AMA-Bench: Evaluating Long-Horizon Memory for Agentic Applications
arXiv:2602.22769v1 Announce Type: new Abstract: Large Language Models (LLMs) are deployed as autonomous agents in increasingly complex applications, where enabling long-horizon memory is critical for achieving strong performance. However, a significant gap exists between practical applications and current evaluation standards for agent memory: existing benchmarks primarily focus on dialogue-centric, human-agent interactions. In reality, agent memory consists of a continuous stream of agent-environment interactions that are primarily composed of machine-generated representations. To bridge this gap, we introduce AMA-Bench (Agent Memory with Any length), which evaluates long-horizon memory for LLMs in real agentic applications. It features two key components: (1) a set of real-world agentic trajectories across representative agentic applications, paired with expert-curated QA, and (2) a set of synthetic agentic trajectories that scale to arbitrary horizons, paired with rule-based QA. Ou
arXiv:2602.22769v1 Announce Type: new Abstract: Large Language Models (LLMs) are deployed as autonomous agents in increasingly complex applications, where enabling long-horizon memory is critical for achieving strong performance. However, a significant gap exists between practical applications and current evaluation standards for agent memory: existing benchmarks primarily focus on dialogue-centric, human-agent interactions.
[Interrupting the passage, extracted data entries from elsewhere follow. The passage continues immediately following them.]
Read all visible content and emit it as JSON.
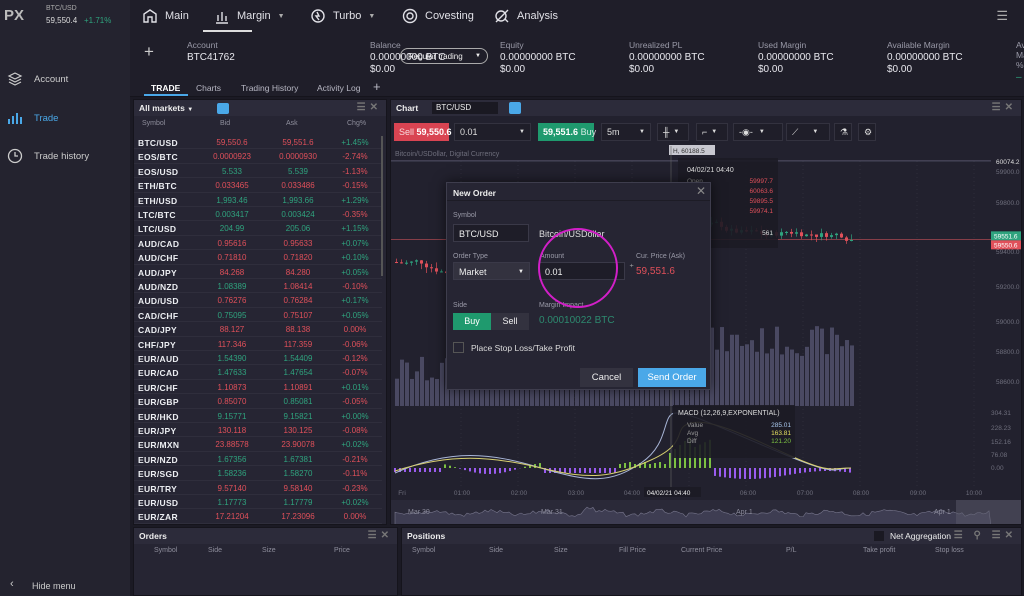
{
  "brand": {
    "logo": "PX",
    "ticker_symbol": "BTC/USD",
    "ticker_price": "59,550.4",
    "ticker_change": "+1.71%"
  },
  "sidebar": {
    "items": [
      {
        "label": "Account",
        "icon": "layers-icon"
      },
      {
        "label": "Trade",
        "icon": "bar-chart-icon",
        "active": true
      },
      {
        "label": "Trade history",
        "icon": "clock-icon"
      }
    ],
    "hide_menu": "Hide menu"
  },
  "nav": {
    "items": [
      {
        "label": "Main"
      },
      {
        "label": "Margin",
        "active": true
      },
      {
        "label": "Turbo"
      },
      {
        "label": "Covesting"
      },
      {
        "label": "Analysis"
      }
    ]
  },
  "account": {
    "label": "Account",
    "id": "BTC41762",
    "mode": "Regular trading",
    "metrics": [
      {
        "label": "Balance",
        "btc": "0.00000000 BTC",
        "usd": "$0.00"
      },
      {
        "label": "Equity",
        "btc": "0.00000000 BTC",
        "usd": "$0.00"
      },
      {
        "label": "Unrealized PL",
        "btc": "0.00000000 BTC",
        "usd": "$0.00"
      },
      {
        "label": "Used Margin",
        "btc": "0.00000000 BTC",
        "usd": "$0.00"
      },
      {
        "label": "Available Margin",
        "btc": "0.00000000 BTC",
        "usd": "$0.00"
      },
      {
        "label": "Available Margin, %",
        "btc": "–",
        "usd": ""
      }
    ]
  },
  "tabs": [
    "TRADE",
    "Charts",
    "Trading History",
    "Activity Log"
  ],
  "markets": {
    "title": "All markets",
    "columns": [
      "Symbol",
      "Bid",
      "Ask",
      "Chg%"
    ],
    "rows": [
      [
        "BTC/USD",
        "59,550.6",
        "59,551.6",
        "+1.45%",
        "down",
        "down",
        "up"
      ],
      [
        "EOS/BTC",
        "0.0000923",
        "0.0000930",
        "-2.74%",
        "down",
        "down",
        "down"
      ],
      [
        "EOS/USD",
        "5.533",
        "5.539",
        "-1.13%",
        "up",
        "up",
        "down"
      ],
      [
        "ETH/BTC",
        "0.033465",
        "0.033486",
        "-0.15%",
        "down",
        "down",
        "down"
      ],
      [
        "ETH/USD",
        "1,993.46",
        "1,993.66",
        "+1.29%",
        "up",
        "up",
        "up"
      ],
      [
        "LTC/BTC",
        "0.003417",
        "0.003424",
        "-0.35%",
        "up",
        "up",
        "down"
      ],
      [
        "LTC/USD",
        "204.99",
        "205.06",
        "+1.15%",
        "up",
        "up",
        "up"
      ],
      [
        "AUD/CAD",
        "0.95616",
        "0.95633",
        "+0.07%",
        "down",
        "down",
        "up"
      ],
      [
        "AUD/CHF",
        "0.71810",
        "0.71820",
        "+0.10%",
        "down",
        "down",
        "up"
      ],
      [
        "AUD/JPY",
        "84.268",
        "84.280",
        "+0.05%",
        "down",
        "down",
        "up"
      ],
      [
        "AUD/NZD",
        "1.08389",
        "1.08414",
        "-0.10%",
        "up",
        "down",
        "down"
      ],
      [
        "AUD/USD",
        "0.76276",
        "0.76284",
        "+0.17%",
        "down",
        "down",
        "up"
      ],
      [
        "CAD/CHF",
        "0.75095",
        "0.75107",
        "+0.05%",
        "up",
        "down",
        "up"
      ],
      [
        "CAD/JPY",
        "88.127",
        "88.138",
        "0.00%",
        "down",
        "down",
        "down"
      ],
      [
        "CHF/JPY",
        "117.346",
        "117.359",
        "-0.06%",
        "down",
        "down",
        "down"
      ],
      [
        "EUR/AUD",
        "1.54390",
        "1.54409",
        "-0.12%",
        "up",
        "up",
        "down"
      ],
      [
        "EUR/CAD",
        "1.47633",
        "1.47654",
        "-0.07%",
        "up",
        "up",
        "down"
      ],
      [
        "EUR/CHF",
        "1.10873",
        "1.10891",
        "+0.01%",
        "down",
        "down",
        "up"
      ],
      [
        "EUR/GBP",
        "0.85070",
        "0.85081",
        "-0.05%",
        "down",
        "up",
        "down"
      ],
      [
        "EUR/HKD",
        "9.15771",
        "9.15821",
        "+0.00%",
        "up",
        "up",
        "up"
      ],
      [
        "EUR/JPY",
        "130.118",
        "130.125",
        "-0.08%",
        "down",
        "down",
        "down"
      ],
      [
        "EUR/MXN",
        "23.88578",
        "23.90078",
        "+0.02%",
        "down",
        "down",
        "up"
      ],
      [
        "EUR/NZD",
        "1.67356",
        "1.67381",
        "-0.21%",
        "up",
        "up",
        "down"
      ],
      [
        "EUR/SGD",
        "1.58236",
        "1.58270",
        "-0.11%",
        "up",
        "up",
        "down"
      ],
      [
        "EUR/TRY",
        "9.57140",
        "9.58140",
        "-0.23%",
        "down",
        "down",
        "down"
      ],
      [
        "EUR/USD",
        "1.17773",
        "1.17779",
        "+0.02%",
        "up",
        "up",
        "up"
      ],
      [
        "EUR/ZAR",
        "17.21204",
        "17.23096",
        "0.00%",
        "down",
        "down",
        "down"
      ]
    ]
  },
  "chart": {
    "title": "Chart",
    "symbol": "BTC/USD",
    "sell_label": "Sell",
    "sell_price": "59,550.6",
    "amount": "0.01",
    "buy_price": "59,551.6",
    "buy_label": "Buy",
    "interval": "5m",
    "description": "Bitcoin/USDollar, Digital Currency",
    "high_label": "H, 60188.5",
    "price_ticks": [
      "60074.2",
      "59900.0",
      "59800.0",
      "59400.0",
      "59200.0",
      "59000.0",
      "58800.0",
      "58600.0"
    ],
    "ask_tag": "59551.6",
    "bid_tag": "59550.6",
    "tooltip": {
      "date": "04/02/21 04:40",
      "open_label": "Open",
      "values": [
        "59997.7",
        "60063.6",
        "59895.5",
        "59974.1"
      ],
      "volume": "561"
    },
    "macd": {
      "title": "MACD (12,26,9,EXPONENTIAL)",
      "rows": [
        [
          "Value",
          "285.01"
        ],
        [
          "Avg",
          "163.81"
        ],
        [
          "Diff",
          "121.20"
        ]
      ],
      "ticks": [
        "304.31",
        "228.23",
        "152.16",
        "76.08",
        "0.00"
      ]
    },
    "time_ticks": [
      "Fri",
      "01:00",
      "02:00",
      "03:00",
      "04:00",
      "06:00",
      "07:00",
      "08:00",
      "09:00",
      "10:00"
    ],
    "cursor_time": "04/02/21 04:40",
    "nav_labels": [
      "Mar 30",
      "Mar 31",
      "Apr 1",
      "Apr 1"
    ],
    "colors": {
      "up": "#2fa37e",
      "down": "#e0505a",
      "accent": "#4aa8e8"
    }
  },
  "dialog": {
    "title": "New Order",
    "symbol_label": "Symbol",
    "symbol": "BTC/USD",
    "symbol_name": "Bitcoin/USDollar",
    "order_type_label": "Order Type",
    "order_type": "Market",
    "amount_label": "Amount",
    "amount": "0.01",
    "price_label": "Cur. Price (Ask)",
    "price": "59,551.6",
    "side_label": "Side",
    "buy": "Buy",
    "sell": "Sell",
    "margin_label": "Margin Impact",
    "margin": "0.00010022 BTC",
    "sltp": "Place Stop Loss/Take Profit",
    "cancel": "Cancel",
    "send": "Send Order"
  },
  "orders": {
    "title": "Orders",
    "columns": [
      "Symbol",
      "Side",
      "Size",
      "Price"
    ]
  },
  "positions": {
    "title": "Positions",
    "net_aggregation": "Net Aggregation",
    "columns": [
      "Symbol",
      "Side",
      "Size",
      "Fill Price",
      "Current Price",
      "P/L",
      "Take profit",
      "Stop loss"
    ]
  }
}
In reality, agent memory consists of a continuous stream of agent-environment interactions that are primarily composed of machine-generated representations. To bridge this gap, we introduce AMA-Bench (Agent Memory with Any length), which evaluates long-horizon memory for LLMs in real agentic applications. It features two key components: (1) a set of real-world agentic trajectories across representative agentic applications, paired with expert-curated QA, and (2) a set of synthetic agentic trajectories that scale to arbitrary horizons, paired with rule-based QA. Our comprehensive study shows that existing memory systems underperform on AMA-Bench primarily because they lack causality and objective information and are constrained by the lossy nature of similarity-based retrieval employed by many memory systems. To address these limitations, we propose AMA-Agent, an effective memory system featuring a causality graph and tool-augmented retrieval. Our results demonstrate that AMA-Agent achieves 57.22% average accuracy on AMA-Bench, surpassing the strongest memory system baselines by 11.16%.
Executive Summary
This study bridges the gap between current evaluation standards and practical applications of Large Language Models (LLMs) as autonomous agents. AMA-Bench, a new evaluation benchmark, assesses long-horizon memory for LLMs in real-world agentic applications, highlighting limitations of existing memory systems. The study proposes AMA-Agent, a novel memory system that addresses these limitations, achieving superior performance on AMA-Bench. This work has significant implications for the development and deployment of LLMs in complex applications.
Key Points
- ▸ AMA-Bench evaluates long-horizon memory for LLMs in real-world agentic applications
- ▸ Existing memory systems underperform due to causality and objective information limitations
- ▸ AMA-Agent proposes a novel memory system with causality graph and tool-augmented retrieval
Merits
Strength
AMA-Bench provides a comprehensive evaluation framework for long-horizon memory in LLMs, highlighting the limitations of existing systems.
Innovative Approach
AMA-Agent's causality graph and tool-augmented retrieval provide a novel solution to addressing the limitations of existing memory systems.
Improved Performance
AMA-Agent achieves superior performance on AMA-Bench, surpassing state-of-the-art memory systems by a significant margin.
Demerits
Limitation
AMA-Bench is narrowly focused on LLMs, potentially limiting its applicability to other types of agents.
Scalability
AMA-Agent's performance may degrade as the complexity of the agentic application increases.
Interpretability
The causal graph and tool-augmented retrieval components of AMA-Agent may be challenging to interpret and understand.
Expert Commentary
The study presents a significant advancement in the evaluation and development of long-horizon memory for LLMs. AMA-Bench and AMA-Agent demonstrate a deep understanding of the limitations of existing memory systems and propose innovative solutions to address these limitations. The study has far-reaching implications for the development and deployment of LLMs in complex applications. However, further research is needed to fully explore the scalability and interpretability of AMA-Agent. Overall, this study is a significant contribution to the field of AI and LLMs.
Recommendations
- ✓ Future research should explore the scalability of AMA-Agent in more complex agentic applications.
- ✓ Developers should consider incorporating AMA-Bench and AMA-Agent into their evaluation and development pipelines for LLMs.